Hamas, which launched a major investigation into the botched Israeli mission, did not identify those in the pictures.
The incident prompted Hamas to vow revenge and led to the deadliest escalation between the two sides since a 2014 war.
Palestinian militants in Gaza fired some 460 rockets and mortar rounds at Israel, as well as an anti-tank missile that hit a bus Hamas says was being used by Israel's army.
In all, some 27 Israelis were wounded, three of them severely.

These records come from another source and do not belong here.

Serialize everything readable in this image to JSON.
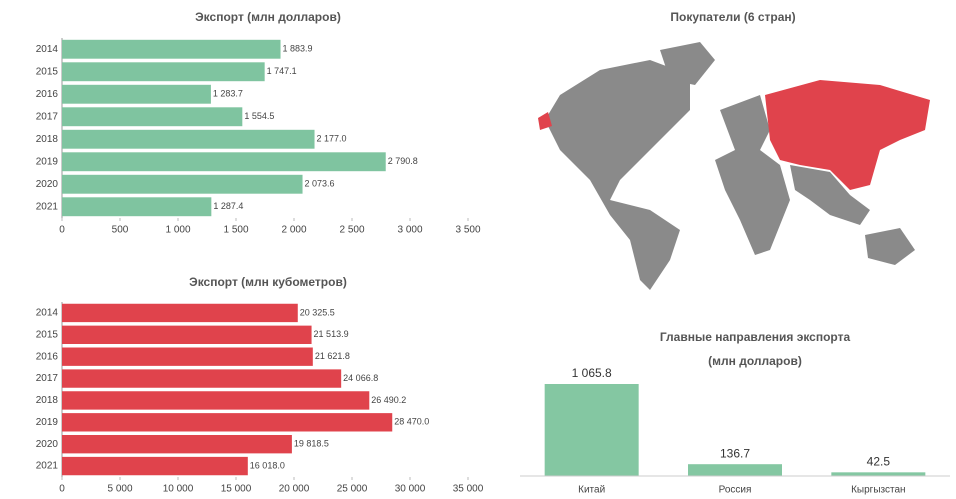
{
  "chart_data": [
    {
      "type": "hbar",
      "title": "Экспорт (млн долларов)",
      "color": "#7fc4a0",
      "categories": [
        "2014",
        "2015",
        "2016",
        "2017",
        "2018",
        "2019",
        "2020",
        "2021"
      ],
      "values": [
        1883.9,
        1747.1,
        1283.7,
        1554.5,
        2177.0,
        2790.8,
        2073.6,
        1287.4
      ],
      "value_labels": [
        "1 883.9",
        "1 747.1",
        "1 283.7",
        "1 554.5",
        "2 177.0",
        "2 790.8",
        "2 073.6",
        "1 287.4"
      ],
      "xlim": [
        0,
        3500
      ],
      "xticks": [
        0,
        500,
        {
          "value": 1000,
          "label": "1 000"
        },
        {
          "value": 1500,
          "label": "1 500"
        },
        {
          "value": 2000,
          "label": "2 000"
        },
        {
          "value": 2500,
          "label": "2 500"
        },
        {
          "value": 3000,
          "label": "3 000"
        },
        {
          "value": 3500,
          "label": "3 500"
        }
      ]
    },
    {
      "type": "map",
      "title": "Покупатели (6 стран)",
      "color": "#e0434c"
    },
    {
      "type": "hbar",
      "title": "Экспорт (млн кубометров)",
      "color": "#e0434c",
      "categories": [
        "2014",
        "2015",
        "2016",
        "2017",
        "2018",
        "2019",
        "2020",
        "2021"
      ],
      "values": [
        20325.5,
        21513.9,
        21621.8,
        24066.8,
        26490.2,
        28470.0,
        19818.5,
        16018.0
      ],
      "value_labels": [
        "20 325.5",
        "21 513.9",
        "21 621.8",
        "24 066.8",
        "26 490.2",
        "28 470.0",
        "19 818.5",
        "16 018.0"
      ],
      "xlim": [
        0,
        35000
      ],
      "xticks": [
        0,
        {
          "value": 5000,
          "label": "5 000"
        },
        {
          "value": 10000,
          "label": "10 000"
        },
        {
          "value": 15000,
          "label": "15 000"
        },
        {
          "value": 20000,
          "label": "20 000"
        },
        {
          "value": 25000,
          "label": "25 000"
        },
        {
          "value": 30000,
          "label": "30 000"
        },
        {
          "value": 35000,
          "label": "35 000"
        }
      ]
    },
    {
      "type": "vbar",
      "title": "Главные направления экспорта",
      "subtitle": "(млн долларов)",
      "color": "#84c7a2",
      "categories": [
        "Китай",
        "Россия",
        "Кыргызстан"
      ],
      "values": [
        1065.8,
        136.7,
        42.5
      ],
      "value_labels": [
        "1 065.8",
        "136.7",
        "42.5"
      ]
    }
  ]
}
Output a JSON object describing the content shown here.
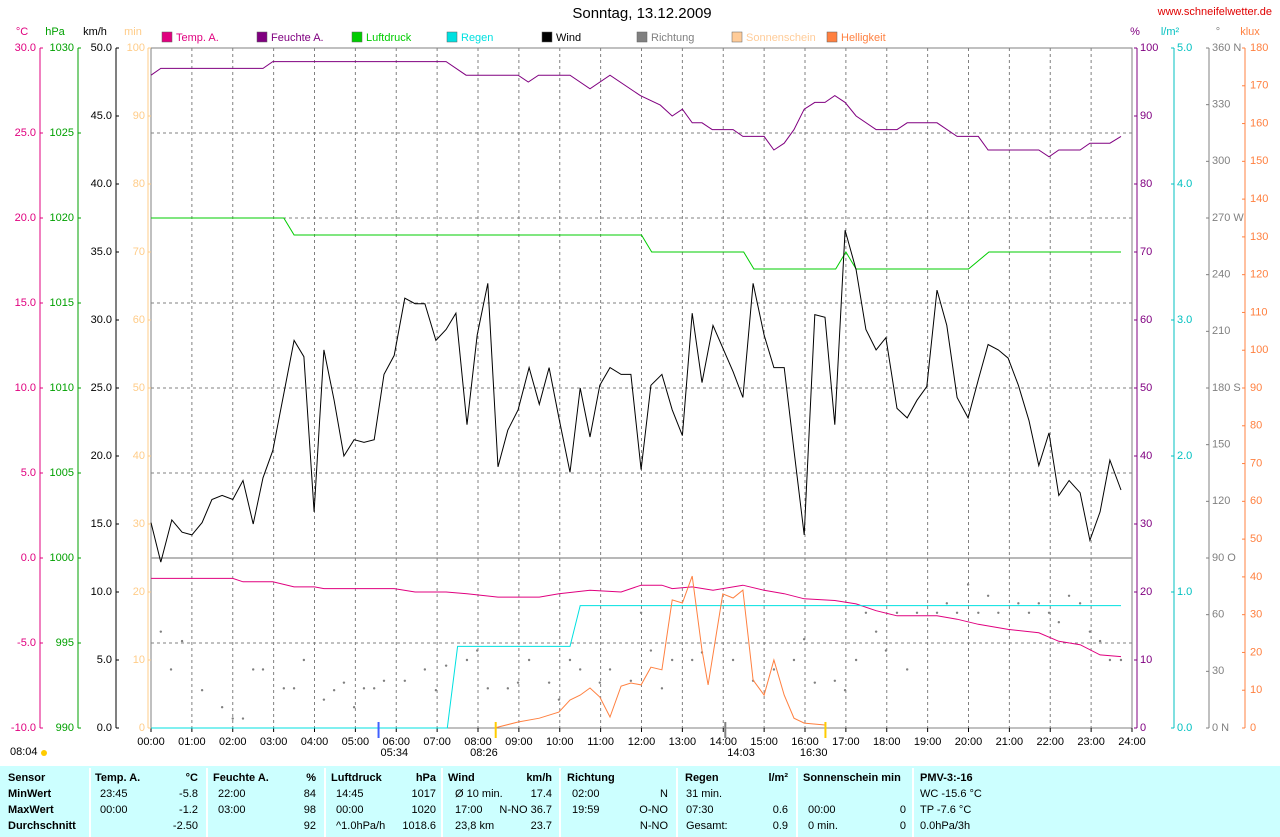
{
  "chart_data": {
    "type": "line",
    "title": "Sonntag, 13.12.2009",
    "source": "www.schneifelwetter.de",
    "xlim": [
      0,
      24
    ],
    "xticks": [
      {
        "value": 0,
        "label": "00:00"
      },
      {
        "value": 1,
        "label": "01:00"
      },
      {
        "value": 2,
        "label": "02:00"
      },
      {
        "value": 3,
        "label": "03:00"
      },
      {
        "value": 4,
        "label": "04:00"
      },
      {
        "value": 5,
        "label": "05:00"
      },
      {
        "value": 6,
        "label": "06:00"
      },
      {
        "value": 7,
        "label": "07:00"
      },
      {
        "value": 8,
        "label": "08:00"
      },
      {
        "value": 9,
        "label": "09:00"
      },
      {
        "value": 10,
        "label": "10:00"
      },
      {
        "value": 11,
        "label": "11:00"
      },
      {
        "value": 12,
        "label": "12:00"
      },
      {
        "value": 13,
        "label": "13:00"
      },
      {
        "value": 14,
        "label": "14:00"
      },
      {
        "value": 15,
        "label": "15:00"
      },
      {
        "value": 16,
        "label": "16:00"
      },
      {
        "value": 17,
        "label": "17:00"
      },
      {
        "value": 18,
        "label": "18:00"
      },
      {
        "value": 19,
        "label": "19:00"
      },
      {
        "value": 20,
        "label": "20:00"
      },
      {
        "value": 21,
        "label": "21:00"
      },
      {
        "value": 22,
        "label": "22:00"
      },
      {
        "value": 23,
        "label": "23:00"
      },
      {
        "value": 24,
        "label": "24:00"
      }
    ],
    "grid": true,
    "axes": [
      {
        "label": "°C",
        "color": "#e0007f",
        "ylim": [
          -10,
          30
        ],
        "yticks": [
          {
            "value": -10,
            "label": "-10.0"
          },
          {
            "value": -5,
            "label": "-5.0"
          },
          {
            "value": 0,
            "label": "0.0"
          },
          {
            "value": 5,
            "label": "5.0"
          },
          {
            "value": 10,
            "label": "10.0"
          },
          {
            "value": 15,
            "label": "15.0"
          },
          {
            "value": 20,
            "label": "20.0"
          },
          {
            "value": 25,
            "label": "25.0"
          },
          {
            "value": 30,
            "label": "30.0"
          }
        ]
      },
      {
        "label": "hPa",
        "color": "#00a000",
        "ylim": [
          990,
          1030
        ],
        "yticks": [
          990,
          995,
          1000,
          1005,
          1010,
          1015,
          1020,
          1025,
          1030
        ]
      },
      {
        "label": "km/h",
        "color": "#000000",
        "ylim": [
          0,
          50
        ],
        "yticks": [
          {
            "value": 0,
            "label": "0.0"
          },
          {
            "value": 5,
            "label": "5.0"
          },
          {
            "value": 10,
            "label": "10.0"
          },
          {
            "value": 15,
            "label": "15.0"
          },
          {
            "value": 20,
            "label": "20.0"
          },
          {
            "value": 25,
            "label": "25.0"
          },
          {
            "value": 30,
            "label": "30.0"
          },
          {
            "value": 35,
            "label": "35.0"
          },
          {
            "value": 40,
            "label": "40.0"
          },
          {
            "value": 45,
            "label": "45.0"
          },
          {
            "value": 50,
            "label": "50.0"
          }
        ]
      },
      {
        "label": "min",
        "color": "#ffcc88",
        "ylim": [
          0,
          100
        ],
        "yticks": [
          0,
          10,
          20,
          30,
          40,
          50,
          60,
          70,
          80,
          90,
          100
        ]
      },
      {
        "label": "%",
        "color": "#800080",
        "ylim": [
          0,
          100
        ],
        "yticks": [
          0,
          10,
          20,
          30,
          40,
          50,
          60,
          70,
          80,
          90,
          100
        ]
      },
      {
        "label": "l/m²",
        "color": "#00c0c0",
        "ylim": [
          0,
          5
        ],
        "yticks": [
          {
            "value": 0,
            "label": "0.0"
          },
          {
            "value": 1,
            "label": "1.0"
          },
          {
            "value": 2,
            "label": "2.0"
          },
          {
            "value": 3,
            "label": "3.0"
          },
          {
            "value": 4,
            "label": "4.0"
          },
          {
            "value": 5,
            "label": "5.0"
          }
        ]
      },
      {
        "label": "°",
        "color": "#808080",
        "ylim": [
          0,
          360
        ],
        "yticks": [
          {
            "value": 0,
            "label": "0 N"
          },
          30,
          60,
          {
            "value": 90,
            "label": "90 O"
          },
          120,
          150,
          {
            "value": 180,
            "label": "180 S"
          },
          210,
          240,
          {
            "value": 270,
            "label": "270 W"
          },
          300,
          330,
          {
            "value": 360,
            "label": "360 N"
          }
        ]
      },
      {
        "label": "klux",
        "color": "#ff8040",
        "ylim": [
          0,
          180
        ],
        "yticks": [
          0,
          10,
          20,
          30,
          40,
          50,
          60,
          70,
          80,
          90,
          100,
          110,
          120,
          130,
          140,
          150,
          160,
          170,
          180
        ]
      }
    ],
    "series": [
      {
        "name": "Temp. A.",
        "color": "#e0007f",
        "axis": 0,
        "x": [
          0,
          2.0,
          2.25,
          2.98,
          3.5,
          4.0,
          4.23,
          5.95,
          6.46,
          7.22,
          7.73,
          8.49,
          9.5,
          9.98,
          10.74,
          11.5,
          11.99,
          12.5,
          12.75,
          13.24,
          13.75,
          14.48,
          15.0,
          15.49,
          15.98,
          16.73,
          17.25,
          17.74,
          18.25,
          19.23,
          19.72,
          20.24,
          20.97,
          21.72,
          22.21,
          22.73,
          23.22,
          23.73
        ],
        "values": [
          -1.2,
          -1.2,
          -1.4,
          -1.4,
          -1.7,
          -1.7,
          -1.8,
          -1.8,
          -2.0,
          -2.0,
          -2.1,
          -2.3,
          -2.3,
          -2.1,
          -1.9,
          -2.0,
          -1.6,
          -1.6,
          -1.8,
          -1.7,
          -1.9,
          -1.6,
          -1.9,
          -2.1,
          -2.4,
          -2.5,
          -2.7,
          -3.1,
          -3.4,
          -3.4,
          -3.6,
          -3.9,
          -4.2,
          -4.4,
          -4.9,
          -5.1,
          -5.7,
          -5.8
        ]
      },
      {
        "name": "Feuchte A.",
        "color": "#800080",
        "axis": 4,
        "x": [
          0,
          0.24,
          2.74,
          2.98,
          7.22,
          7.71,
          8.98,
          9.23,
          9.48,
          10.25,
          10.74,
          11.23,
          11.97,
          12.46,
          12.75,
          13.0,
          13.24,
          13.48,
          13.73,
          14.24,
          14.48,
          15.0,
          15.24,
          15.49,
          15.73,
          15.98,
          16.24,
          16.49,
          16.73,
          16.98,
          17.25,
          17.74,
          18.25,
          18.5,
          19.23,
          19.72,
          20.24,
          20.48,
          21.72,
          21.97,
          22.21,
          22.73,
          22.97,
          23.46,
          23.73
        ],
        "values": [
          96,
          97,
          97,
          98,
          98,
          96,
          96,
          95,
          96,
          96,
          94,
          96,
          93,
          91.6,
          90,
          91,
          89,
          89,
          88,
          88,
          87,
          87,
          85,
          86,
          88,
          91,
          92,
          92,
          93,
          92,
          90,
          88,
          88,
          89,
          89,
          87,
          87,
          85,
          85,
          84,
          85,
          85,
          86,
          86,
          87
        ]
      },
      {
        "name": "Luftdruck",
        "color": "#00cc00",
        "axis": 1,
        "x": [
          0,
          3.25,
          3.5,
          12,
          12.25,
          14.5,
          14.75,
          16.75,
          17.0,
          17.25,
          20.0,
          20.5,
          23.73
        ],
        "values": [
          1020,
          1020,
          1019,
          1019,
          1018,
          1018,
          1017,
          1017,
          1018,
          1017,
          1017,
          1018,
          1018
        ]
      },
      {
        "name": "Regen",
        "color": "#00e0e0",
        "axis": 5,
        "x": [
          0,
          7.25,
          7.5,
          10.25,
          10.5,
          23.73
        ],
        "values": [
          0,
          0,
          0.6,
          0.6,
          0.9,
          0.9
        ]
      },
      {
        "name": "Wind",
        "color": "#000000",
        "axis": 2,
        "x": [
          0,
          0.24,
          0.51,
          0.76,
          1.0,
          1.25,
          1.49,
          1.74,
          2.0,
          2.25,
          2.5,
          2.74,
          2.98,
          3.5,
          3.74,
          3.99,
          4.23,
          4.48,
          4.72,
          4.97,
          5.21,
          5.46,
          5.7,
          5.95,
          6.21,
          6.46,
          6.7,
          6.97,
          7.22,
          7.46,
          7.73,
          7.98,
          8.24,
          8.49,
          8.73,
          8.98,
          9.25,
          9.5,
          9.74,
          9.98,
          10.25,
          10.5,
          10.74,
          10.98,
          11.23,
          11.5,
          11.74,
          11.99,
          12.23,
          12.5,
          12.75,
          13.0,
          13.24,
          13.48,
          13.75,
          14.24,
          14.48,
          14.73,
          15.0,
          15.24,
          15.49,
          15.73,
          15.98,
          16.24,
          16.49,
          16.73,
          16.98,
          17.25,
          17.49,
          17.74,
          17.98,
          18.25,
          18.5,
          18.74,
          18.98,
          19.23,
          19.47,
          19.72,
          19.99,
          20.24,
          20.48,
          20.73,
          20.97,
          21.22,
          21.48,
          21.72,
          21.97,
          22.21,
          22.46,
          22.73,
          22.97,
          23.22,
          23.46,
          23.73
        ],
        "values": [
          15.1,
          12.2,
          15.3,
          14.4,
          14.2,
          15.1,
          16.8,
          17.1,
          16.8,
          18.2,
          15.0,
          18.4,
          20.4,
          28.5,
          27.3,
          15.9,
          27.8,
          24.1,
          20.0,
          21.2,
          21.0,
          21.2,
          26.0,
          27.4,
          31.6,
          31.2,
          31.2,
          28.5,
          29.3,
          30.5,
          22.3,
          28.9,
          32.7,
          19.2,
          21.9,
          23.4,
          26.5,
          23.8,
          26.5,
          22.8,
          18.8,
          25.0,
          21.4,
          25.2,
          26.5,
          26.0,
          26.0,
          19.0,
          25.2,
          26.0,
          23.4,
          21.5,
          30.5,
          25.4,
          29.6,
          26.2,
          24.3,
          32.7,
          28.9,
          26.5,
          26.5,
          20.4,
          14.2,
          30.4,
          30.2,
          22.3,
          36.6,
          33.7,
          29.3,
          27.8,
          28.7,
          23.5,
          22.8,
          24.1,
          25.1,
          32.2,
          29.6,
          24.3,
          22.8,
          25.6,
          28.2,
          27.8,
          27.2,
          25.2,
          22.6,
          19.3,
          21.7,
          17.1,
          18.2,
          17.3,
          13.8,
          15.9,
          19.7,
          17.5
        ]
      },
      {
        "name": "Richtung",
        "color": "#808080",
        "axis": 6,
        "mode": "dots",
        "x": [
          0.24,
          0.49,
          0.76,
          1.25,
          1.74,
          2.0,
          2.25,
          2.5,
          2.74,
          3.25,
          3.5,
          3.74,
          4.23,
          4.48,
          4.72,
          4.97,
          5.21,
          5.46,
          5.7,
          6.21,
          6.7,
          6.97,
          7.22,
          7.73,
          7.98,
          8.24,
          8.73,
          8.98,
          9.25,
          9.74,
          9.98,
          10.25,
          10.5,
          10.98,
          11.23,
          11.74,
          11.99,
          12.23,
          12.5,
          12.75,
          13.24,
          13.48,
          14.24,
          14.73,
          15.24,
          15.73,
          15.98,
          16.24,
          16.73,
          16.98,
          17.25,
          17.49,
          17.74,
          17.98,
          18.25,
          18.5,
          18.74,
          19.23,
          19.47,
          19.72,
          19.99,
          20.24,
          20.48,
          20.73,
          21.22,
          21.48,
          21.72,
          21.97,
          22.21,
          22.46,
          22.73,
          22.97,
          23.22,
          23.46,
          23.73
        ],
        "values": [
          51,
          31,
          46,
          20,
          11,
          5,
          5,
          31,
          31,
          21,
          21,
          36,
          15,
          20,
          24,
          11,
          21,
          21,
          25,
          25,
          31,
          20,
          33,
          36,
          41,
          21,
          21,
          24,
          36,
          24,
          15,
          36,
          31,
          24,
          31,
          25,
          61,
          41,
          21,
          36,
          36,
          40,
          36,
          25,
          31,
          36,
          47,
          24,
          25,
          20,
          36,
          61,
          51,
          41,
          61,
          31,
          61,
          61,
          66,
          61,
          76,
          61,
          70,
          61,
          66,
          61,
          66,
          61,
          56,
          70,
          66,
          51,
          46,
          36,
          36
        ]
      },
      {
        "name": "Sonnenschein",
        "color": "#ffcc99",
        "axis": 3,
        "x": [],
        "values": []
      },
      {
        "name": "Helligkeit",
        "color": "#ff8040",
        "axis": 7,
        "x": [
          8.4,
          8.98,
          9.5,
          9.98,
          10.25,
          10.5,
          10.74,
          10.98,
          11.23,
          11.5,
          11.74,
          11.99,
          12.23,
          12.5,
          12.75,
          13.0,
          13.24,
          13.48,
          13.63,
          13.99,
          14.24,
          14.48,
          14.73,
          15.0,
          15.24,
          15.49,
          15.73,
          15.98,
          16.49
        ],
        "values": [
          0,
          1.6,
          2.6,
          4.2,
          7.4,
          8.7,
          10.6,
          8.2,
          2.9,
          11.1,
          11.9,
          11.4,
          16.1,
          15.4,
          33.9,
          33.1,
          40.2,
          20.6,
          11.4,
          35.5,
          34.4,
          36.5,
          12.7,
          8.7,
          18.0,
          8.7,
          2.6,
          1.3,
          0.8
        ]
      }
    ],
    "markers": [
      {
        "value": 5.567,
        "label": "05:34",
        "color": "#4060ff"
      },
      {
        "value": 8.433,
        "label": "08:26",
        "color": "#ffcc00"
      },
      {
        "value": 14.05,
        "label": "14:03",
        "color": "#808080"
      },
      {
        "value": 16.5,
        "label": "16:30",
        "color": "#ffcc00"
      }
    ],
    "moon_label": "08:04"
  },
  "summary": {
    "header": [
      "Sensor",
      "Temp. A.",
      "°C",
      "Feuchte A.",
      "%",
      "Luftdruck",
      "hPa",
      "Wind",
      "km/h",
      "Richtung",
      "Regen",
      "l/m²",
      "Sonnenschein min",
      "PMV-3:-16"
    ],
    "rows": [
      [
        "MinWert",
        "23:45",
        "-5.8",
        "22:00",
        "84",
        "14:45",
        "1017",
        "Ø 10 min.",
        "17.4",
        "02:00",
        "N",
        "31 min.",
        null,
        null,
        null,
        "WC -15.6 °C"
      ],
      [
        "MaxWert",
        "00:00",
        "-1.2",
        "03:00",
        "98",
        "00:00",
        "1020",
        "17:00",
        "N-NO 36.7",
        "19:59",
        "O-NO",
        "07:30",
        "0.6",
        "00:00",
        "0",
        "TP -7.6 °C"
      ],
      [
        "Durchschnitt",
        null,
        "-2.50",
        null,
        "92",
        "^1.0hPa/h",
        "1018.6",
        "23,8 km",
        "23.7",
        null,
        "N-NO",
        "Gesamt:",
        "0.9",
        "0 min.",
        "0",
        "0.0hPa/3h"
      ]
    ]
  }
}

A Palestinian labourer from the occupied West Bank was killed when a rocket hit a building in the southern Israeli city of Ashkelon.
Israel hit back with widespread air strikes in the Gaza Strip that saw seven Palestinians killed in 24 hours.
A November 13 ceasefire brokered by Egypt ended the fighting that had raised fears of a fourth war between Israel and Palestinian militants in Gaza since 2008.
In December a Gaza military court sentenced six people, including a woman, to death for "collaborating" with Israel.
But the interior ministry said they were not directly related to the November incursion.
According to the Palestinian Centre for Human Rights, 28 executions have been carried out in Gaza since Hamas seized control of the coastal enclave in 2007 from rival faction Fatah.
Hamas and its allies have fought three wars with Israel since 2008 and the Gaza Strip has been under an Israeli blockade for a decade.
Israel says the measure is necessary to isolate Hamas and prevent it from obtaining weapons, though critics say it amounts to collective punishment of the territory's two million residents.